It seems like we’ve been doing more and more projects in Louisville, lately. We recently had a request from Christine and Dan to see if we could add some inspiration to their main level kitchen, dining and living area. We had worked with Christine's sister in the past, so we had a nice connection to the family. Their house is on a lovely lot in a charming neighborhood. Yet the main living space lacked a great connection to the expansive yard, despite having a couple of double doors out onto the wrapping porch. They just weren’t quite right.
The other thing that struck me as out of place was the kitchen. I asked if we could explore the idea of moving the kitchen closer to the back of the house and relocating the fireplace to help with the flow and connection to the outdoors. My hope was to give better visibility for watching the kids play outside while the parents were working/prepping in the kitchen. It was also on my radar to create purposeful zones for the family to hang out in; like a cozy fireplace zone, plenty of island seating and a big family table for meals.

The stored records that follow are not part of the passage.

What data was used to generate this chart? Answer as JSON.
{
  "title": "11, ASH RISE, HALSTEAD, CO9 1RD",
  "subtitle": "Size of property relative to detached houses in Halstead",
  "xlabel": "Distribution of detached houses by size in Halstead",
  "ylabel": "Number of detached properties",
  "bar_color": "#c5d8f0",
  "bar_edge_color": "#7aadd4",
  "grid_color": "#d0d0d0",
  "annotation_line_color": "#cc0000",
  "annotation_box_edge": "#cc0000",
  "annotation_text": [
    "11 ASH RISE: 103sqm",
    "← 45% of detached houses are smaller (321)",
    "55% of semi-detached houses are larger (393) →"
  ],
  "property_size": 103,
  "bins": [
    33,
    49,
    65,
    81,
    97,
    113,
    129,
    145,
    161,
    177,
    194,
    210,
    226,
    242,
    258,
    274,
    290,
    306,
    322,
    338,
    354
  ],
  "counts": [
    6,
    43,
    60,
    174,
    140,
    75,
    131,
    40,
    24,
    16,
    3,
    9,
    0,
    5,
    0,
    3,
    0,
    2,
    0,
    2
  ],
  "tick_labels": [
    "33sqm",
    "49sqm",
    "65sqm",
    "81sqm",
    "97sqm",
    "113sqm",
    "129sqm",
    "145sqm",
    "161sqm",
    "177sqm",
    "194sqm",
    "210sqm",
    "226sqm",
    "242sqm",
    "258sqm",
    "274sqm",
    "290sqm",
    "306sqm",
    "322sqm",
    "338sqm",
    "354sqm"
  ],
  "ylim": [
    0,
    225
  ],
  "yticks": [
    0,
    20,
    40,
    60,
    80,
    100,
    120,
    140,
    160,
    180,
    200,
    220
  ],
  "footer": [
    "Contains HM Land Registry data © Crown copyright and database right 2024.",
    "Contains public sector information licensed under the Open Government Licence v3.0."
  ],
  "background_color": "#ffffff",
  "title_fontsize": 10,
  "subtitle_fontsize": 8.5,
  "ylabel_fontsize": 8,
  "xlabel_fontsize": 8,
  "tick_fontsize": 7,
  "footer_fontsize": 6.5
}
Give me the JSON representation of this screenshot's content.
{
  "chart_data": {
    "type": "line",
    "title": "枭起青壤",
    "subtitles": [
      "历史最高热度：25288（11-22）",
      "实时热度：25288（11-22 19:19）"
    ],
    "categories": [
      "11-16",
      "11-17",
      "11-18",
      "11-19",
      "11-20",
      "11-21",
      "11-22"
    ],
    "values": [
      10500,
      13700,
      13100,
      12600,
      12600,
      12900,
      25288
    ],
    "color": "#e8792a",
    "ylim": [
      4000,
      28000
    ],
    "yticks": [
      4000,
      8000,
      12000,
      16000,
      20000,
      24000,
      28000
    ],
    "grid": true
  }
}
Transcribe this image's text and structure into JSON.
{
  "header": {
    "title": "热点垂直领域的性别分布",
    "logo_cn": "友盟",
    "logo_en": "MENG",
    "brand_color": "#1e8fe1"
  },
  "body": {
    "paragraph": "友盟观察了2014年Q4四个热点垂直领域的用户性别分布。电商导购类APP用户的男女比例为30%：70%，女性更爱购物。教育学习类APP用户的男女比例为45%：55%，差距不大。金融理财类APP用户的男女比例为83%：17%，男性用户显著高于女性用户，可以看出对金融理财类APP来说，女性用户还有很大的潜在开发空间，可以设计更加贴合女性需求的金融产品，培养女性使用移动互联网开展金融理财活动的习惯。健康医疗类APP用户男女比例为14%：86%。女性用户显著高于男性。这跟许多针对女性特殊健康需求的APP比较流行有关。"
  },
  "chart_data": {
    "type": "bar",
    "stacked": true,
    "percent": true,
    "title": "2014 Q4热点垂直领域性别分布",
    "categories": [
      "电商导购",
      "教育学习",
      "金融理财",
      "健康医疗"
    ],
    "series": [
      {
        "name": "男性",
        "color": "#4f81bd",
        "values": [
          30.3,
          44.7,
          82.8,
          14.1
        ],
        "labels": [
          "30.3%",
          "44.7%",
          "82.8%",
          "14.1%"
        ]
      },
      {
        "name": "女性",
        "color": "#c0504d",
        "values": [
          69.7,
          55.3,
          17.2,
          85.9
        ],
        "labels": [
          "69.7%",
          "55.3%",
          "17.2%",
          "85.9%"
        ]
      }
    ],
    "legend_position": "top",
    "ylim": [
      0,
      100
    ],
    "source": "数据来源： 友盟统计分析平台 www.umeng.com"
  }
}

Unfortunately, during our 3-month design phase, their youngest daughter left the water running in the bathroom, which in turn proceeded to flood the bath and the rooms below. So, the project grew from a kitchen remodel into two baths, stairway, and basement remodel. This was not the typical path for scope to creep. But we had earned their trust (after they had a bad experience with a different general contractor the year before) and they elected to use us for the repairs instead of an insurance crew.
We ended up having a lot of fun with the main level living area. The kitchen became much more modern with nice windows facing out the back. And it had a double patio door adjacent to the island that walked right out onto the porch and faced the patio. Removing one of the other patio doors transformed a walkway into a lovely covered outdoor dining area. Not to forget the amazing fireplace, with a twist on basic steel panels, it became an elegant modern design.

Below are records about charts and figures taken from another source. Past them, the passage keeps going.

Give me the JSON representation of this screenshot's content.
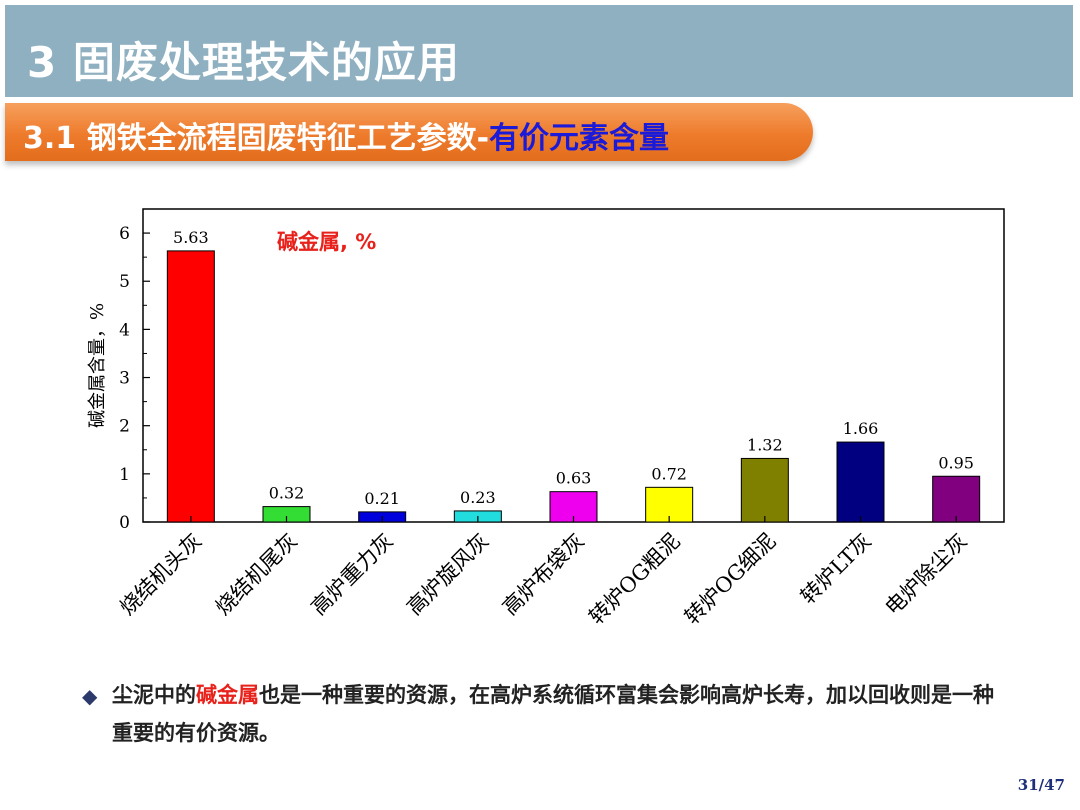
{
  "header": {
    "title": "3 固废处理技术的应用"
  },
  "subheader": {
    "main": "3.1 钢铁全流程固废特征工艺参数-",
    "accent": "有价元素含量"
  },
  "chart_data": {
    "type": "bar",
    "title": "碱金属, %",
    "ylabel": "碱金属含量，%",
    "xlabel": "",
    "ylim": [
      0,
      6.5
    ],
    "yticks": [
      0,
      1,
      2,
      3,
      4,
      5,
      6
    ],
    "grid": false,
    "categories": [
      "烧结机头灰",
      "烧结机尾灰",
      "高炉重力灰",
      "高炉旋风灰",
      "高炉布袋灰",
      "转炉OG粗泥",
      "转炉OG细泥",
      "转炉LT灰",
      "电炉除尘灰"
    ],
    "values": [
      5.63,
      0.32,
      0.21,
      0.23,
      0.63,
      0.72,
      1.32,
      1.66,
      0.95
    ],
    "value_labels": [
      "5.63",
      "0.32",
      "0.21",
      "0.23",
      "0.63",
      "0.72",
      "1.32",
      "1.66",
      "0.95"
    ],
    "colors": [
      "#ff0000",
      "#33dd33",
      "#0000dd",
      "#22dddd",
      "#ee00ee",
      "#ffff00",
      "#808000",
      "#000080",
      "#800080"
    ],
    "title_color": "#e8211b"
  },
  "note": {
    "bullet": "◆",
    "pre": "尘泥中的",
    "highlight": "碱金属",
    "post": "也是一种重要的资源，在高炉系统循环富集会影响高炉长寿，加以回收则是一种重要的有价资源。"
  },
  "page": {
    "number": "31/47"
  }
}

The bathrooms ended up being very playful and stunning as well. The kids’ bath now has a mindful tile layout of wainscotting. I would say the vanity is an engineering marvel, almost like a wall mounted sink with floating drawers beneath. The guest bath on the main level was re-wallpapered and given a fresh look. And the basement was put back together.
The mudroom became the last piece of the puzzle. We eliminated a window to improve the efficiency. You might ask if that had an impact on the daylighting…yes, but not much. The window was under a big porch overhang and luckily the entry door is half glass. So, the added storage for a family of five outweighed the minimal daylight sacrifice.
As with any project, it didn’t go perfectly. After it was all said and done, the heated floors in the primary bath didn’t work. It was baffling since we hadn’t really done anything in that room. But after some careful analysis of the system, our Production Manager determined that we had damaged a heating element when we cut in the new flue chase for the fireplace. She found an ace to make the delicate repair and we were back up and running.
It’s not a question of “if something will go wrong on your project,” but more about how your team will face the issue “when” it happens. Our clients have mentioned time and time again how pleased they were with our team's honesty and forthrightness when facing adverse situations. There’s no doubt that we want to stand behind our product, but we also want to stand tall with our relationships. They mean everything.